Tandis que les putes avaleront des graines pour une promotion


Empire Shell, ta merde liquide pour un paiement liquide

Te classe esclavagiste d'un peuple gâteau

Monsanto en glaçage

Sur une pâte amincie de ses impôts


Les Automne Divers

On applanit l'asphalte avec de l'artiste

Pour faire rouler la vie de Monsieur

Le 4x4 audacieux


All Hail To The Great Big Fat

Vénérons l'hécathombe

D'un peuple qui s'automutile

En s'épluchant les paumes


Why dit le salopard

Are you not dead yet

De par le fantôme de son identité qui s'écroule sous le Macdo

Il espère de moi un mode d'emploi


Pour survivre aux Automnes d'Hiver

On enfile des 647 sous des quarters

Refusant le froid, gardant la petite laine dans le placard

Avec le squelette du vieux René


[Texte hommage à Feu Denis Vanier par Nicolas Jodoin

Fut-il le dernier des tragiques]

25 octobre 2008

And now it's over

Toutes ces prophéties que nous faisions a-propos de notre fin

Se sont accomplies

J'ai trop souffert, je fuis

Méli aime Nico qui aime Méli

C'était vrai. Et ce l'est toujours

Mais c'est fini

14 octobre 2008

La perfection (FICTION)

Des larmes, des larmes, elle ne sait faire que de larmes. Pleure, petite, pleure. Tes larmes houleuses n'hydrateront pas ma soif de liberté. Je suis volage, je suis vagabond de cœur comme toi tu puis l'être de pied.
—Esteban! Comment as-tu osé?
Osé. Oser. Verbe si chéri par mon être, si adoré par mes cellules. J'ai voulu osé toute ma vie et on a osé qu'à mes dépend. Osé la fait souffrir et sa souffrance me fait jouir. La jouissance d'un pouvoir.
—Amour. Dis-je.
—Non. Dédaigne-t-elle. Plus de ce mot matraque. Plus de ce mot oxygène, me tuant à petit feu tout en me gardant en vie. L'asphyxie m'attend, je la veux. Oh. Je la souhaite. Dégage, aime-moi, repousse-moi.
Silencieux, je me veux mort et libre. Je nous veux entiers, mais séparés.
—Crève, vit, avec moi ou sans moi. Non reste. Je t'en supplie.
Ses genoux se plient sous sa honte. J'aimerais pleurer avec elle. Mes émotions de glace me l'empêchent. Je vais partir. Oui. Esteban a gagné.
Puis... Il est question de nombre. Le numérique a tant régi notre vie, nous en avons tant fait éloge qu'il est une machine dans notre tête. Un montage sans fin, créant et recréant des "À quelle fréquence, distance, combien de fois?"
—Combien de fois, Esteban mon amour? Combien de fois m'as-tu trompée?
Ah narcissisme élémentaire.
—Pourquoi crois-tu être celle qui a été trompée? Peut-être es-tu l'amante, peut-être n'es-tu rien de tout cela. Si cela se trouve tu as été un oubli ou une cachotterie pendant des mois. Possiblement une erreur dégoûtante, telle une gomme à mâcher collée sur mon running que j'aurais décollé pour mâchouiller en secret. Peut-être n'as-tu été rien de tout cela, ou tout à la fois.
Le narcissisme me tue. Je la quitte. Parce que j'ai gagné. Pour une fois, la femme, l'horrible, n'aura pas eu raison de mon être. J'ai été libre. J'ai été vraie.
J’assume l’amour comme une connerie, comme une quête de phéromone perpétuelle.

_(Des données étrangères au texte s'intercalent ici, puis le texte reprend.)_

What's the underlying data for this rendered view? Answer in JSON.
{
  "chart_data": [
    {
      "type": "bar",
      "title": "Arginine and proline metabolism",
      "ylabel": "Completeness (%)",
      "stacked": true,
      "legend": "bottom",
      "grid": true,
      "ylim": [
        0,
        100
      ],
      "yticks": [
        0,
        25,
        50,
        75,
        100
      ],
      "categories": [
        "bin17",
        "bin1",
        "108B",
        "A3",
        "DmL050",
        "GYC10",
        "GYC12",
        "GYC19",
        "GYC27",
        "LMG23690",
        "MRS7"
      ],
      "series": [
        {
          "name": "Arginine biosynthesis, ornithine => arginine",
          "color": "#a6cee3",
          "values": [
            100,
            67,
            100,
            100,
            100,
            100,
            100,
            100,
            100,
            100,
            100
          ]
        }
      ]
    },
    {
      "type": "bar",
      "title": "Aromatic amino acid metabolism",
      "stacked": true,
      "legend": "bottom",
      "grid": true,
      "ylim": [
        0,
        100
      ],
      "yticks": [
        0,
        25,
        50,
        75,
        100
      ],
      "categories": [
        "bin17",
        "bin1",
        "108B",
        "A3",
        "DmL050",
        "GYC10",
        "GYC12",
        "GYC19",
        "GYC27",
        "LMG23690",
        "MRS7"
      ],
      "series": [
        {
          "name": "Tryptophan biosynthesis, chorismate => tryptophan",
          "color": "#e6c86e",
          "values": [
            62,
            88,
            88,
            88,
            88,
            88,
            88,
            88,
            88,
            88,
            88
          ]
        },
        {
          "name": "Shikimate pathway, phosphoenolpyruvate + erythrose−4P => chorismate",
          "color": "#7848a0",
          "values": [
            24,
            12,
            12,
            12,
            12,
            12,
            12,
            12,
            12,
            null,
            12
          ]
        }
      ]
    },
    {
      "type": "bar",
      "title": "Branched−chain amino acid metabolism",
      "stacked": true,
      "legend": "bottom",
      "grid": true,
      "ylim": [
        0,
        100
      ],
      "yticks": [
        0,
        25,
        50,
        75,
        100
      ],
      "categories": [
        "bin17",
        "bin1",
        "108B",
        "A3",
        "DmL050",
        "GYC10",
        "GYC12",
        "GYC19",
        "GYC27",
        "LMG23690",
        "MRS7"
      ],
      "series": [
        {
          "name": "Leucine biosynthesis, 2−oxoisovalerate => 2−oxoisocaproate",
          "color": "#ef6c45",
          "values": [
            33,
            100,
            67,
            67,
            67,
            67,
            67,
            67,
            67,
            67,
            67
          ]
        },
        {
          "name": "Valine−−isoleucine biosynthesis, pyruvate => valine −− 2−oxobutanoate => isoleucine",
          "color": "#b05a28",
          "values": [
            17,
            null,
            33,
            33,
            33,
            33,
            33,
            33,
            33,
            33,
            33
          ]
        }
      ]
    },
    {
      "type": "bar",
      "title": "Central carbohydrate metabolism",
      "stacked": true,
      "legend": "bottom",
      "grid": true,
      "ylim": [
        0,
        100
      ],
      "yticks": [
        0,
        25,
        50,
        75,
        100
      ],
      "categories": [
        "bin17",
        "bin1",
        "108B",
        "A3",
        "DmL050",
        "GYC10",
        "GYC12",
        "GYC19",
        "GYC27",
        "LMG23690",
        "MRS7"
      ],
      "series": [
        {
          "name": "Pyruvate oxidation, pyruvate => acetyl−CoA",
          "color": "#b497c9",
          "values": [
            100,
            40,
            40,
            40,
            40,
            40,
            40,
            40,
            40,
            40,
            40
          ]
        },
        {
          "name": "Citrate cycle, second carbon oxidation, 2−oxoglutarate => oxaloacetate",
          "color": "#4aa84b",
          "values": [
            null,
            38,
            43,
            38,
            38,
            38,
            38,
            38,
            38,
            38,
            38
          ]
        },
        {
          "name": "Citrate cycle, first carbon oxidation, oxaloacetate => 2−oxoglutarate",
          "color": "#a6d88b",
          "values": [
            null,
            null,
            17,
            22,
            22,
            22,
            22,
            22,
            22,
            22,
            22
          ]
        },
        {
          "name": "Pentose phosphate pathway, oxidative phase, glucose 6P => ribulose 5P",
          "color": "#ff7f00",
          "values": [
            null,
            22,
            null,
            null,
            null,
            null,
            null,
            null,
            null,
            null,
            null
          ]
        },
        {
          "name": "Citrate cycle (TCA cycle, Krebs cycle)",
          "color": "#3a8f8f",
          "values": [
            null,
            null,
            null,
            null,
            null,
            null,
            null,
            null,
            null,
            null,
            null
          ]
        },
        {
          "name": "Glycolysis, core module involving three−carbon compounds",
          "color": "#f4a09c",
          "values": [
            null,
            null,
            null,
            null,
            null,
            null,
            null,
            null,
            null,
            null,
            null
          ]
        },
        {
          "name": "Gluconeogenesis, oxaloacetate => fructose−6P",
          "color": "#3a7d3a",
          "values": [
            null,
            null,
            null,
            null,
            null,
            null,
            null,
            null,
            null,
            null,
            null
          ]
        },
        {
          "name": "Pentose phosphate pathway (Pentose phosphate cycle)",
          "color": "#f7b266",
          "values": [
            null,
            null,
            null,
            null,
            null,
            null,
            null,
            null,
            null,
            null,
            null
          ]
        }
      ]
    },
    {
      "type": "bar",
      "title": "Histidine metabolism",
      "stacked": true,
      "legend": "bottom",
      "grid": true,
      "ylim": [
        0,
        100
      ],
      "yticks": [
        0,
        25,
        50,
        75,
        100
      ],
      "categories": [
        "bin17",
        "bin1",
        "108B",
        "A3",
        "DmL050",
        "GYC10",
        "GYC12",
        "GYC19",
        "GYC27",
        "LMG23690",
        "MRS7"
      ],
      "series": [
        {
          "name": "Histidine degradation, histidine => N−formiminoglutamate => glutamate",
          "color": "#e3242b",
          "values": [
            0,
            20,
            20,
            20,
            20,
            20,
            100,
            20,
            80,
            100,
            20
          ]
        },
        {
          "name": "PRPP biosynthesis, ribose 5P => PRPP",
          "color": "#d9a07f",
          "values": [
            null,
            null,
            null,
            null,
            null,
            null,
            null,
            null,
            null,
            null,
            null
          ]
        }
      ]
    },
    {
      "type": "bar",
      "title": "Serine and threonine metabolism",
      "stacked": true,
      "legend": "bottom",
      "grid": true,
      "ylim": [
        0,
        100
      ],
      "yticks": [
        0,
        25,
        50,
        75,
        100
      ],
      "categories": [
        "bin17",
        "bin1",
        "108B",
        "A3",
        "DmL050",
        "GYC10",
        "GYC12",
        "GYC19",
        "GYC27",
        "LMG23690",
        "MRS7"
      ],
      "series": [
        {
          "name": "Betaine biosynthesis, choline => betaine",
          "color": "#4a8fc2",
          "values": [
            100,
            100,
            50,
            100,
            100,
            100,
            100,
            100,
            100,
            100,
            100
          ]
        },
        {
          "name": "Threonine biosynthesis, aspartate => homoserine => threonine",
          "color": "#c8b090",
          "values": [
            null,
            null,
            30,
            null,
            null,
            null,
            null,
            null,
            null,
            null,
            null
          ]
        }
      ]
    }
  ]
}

Je crois que l’homme n’est pas fait pour être monogame. Personne ne nous plaît parfaitement sur tous les plans. Il doit y avoir quelqu’un pour notre sexualité, pour notre humour, pour notre écoute et pour notre besoin d’écoute. Quelqu’un à serrer, à regarder dans le silence et quelqu’un à embrasser. Je pars oublier toutes ces erreurs de ma vie, ces femmes qui m’ont possédé, pour devenir leur Don Juan.
Les bons gars finissent dernier? Alors je serai le dernier des perdants.
La perfection se moulera à moi.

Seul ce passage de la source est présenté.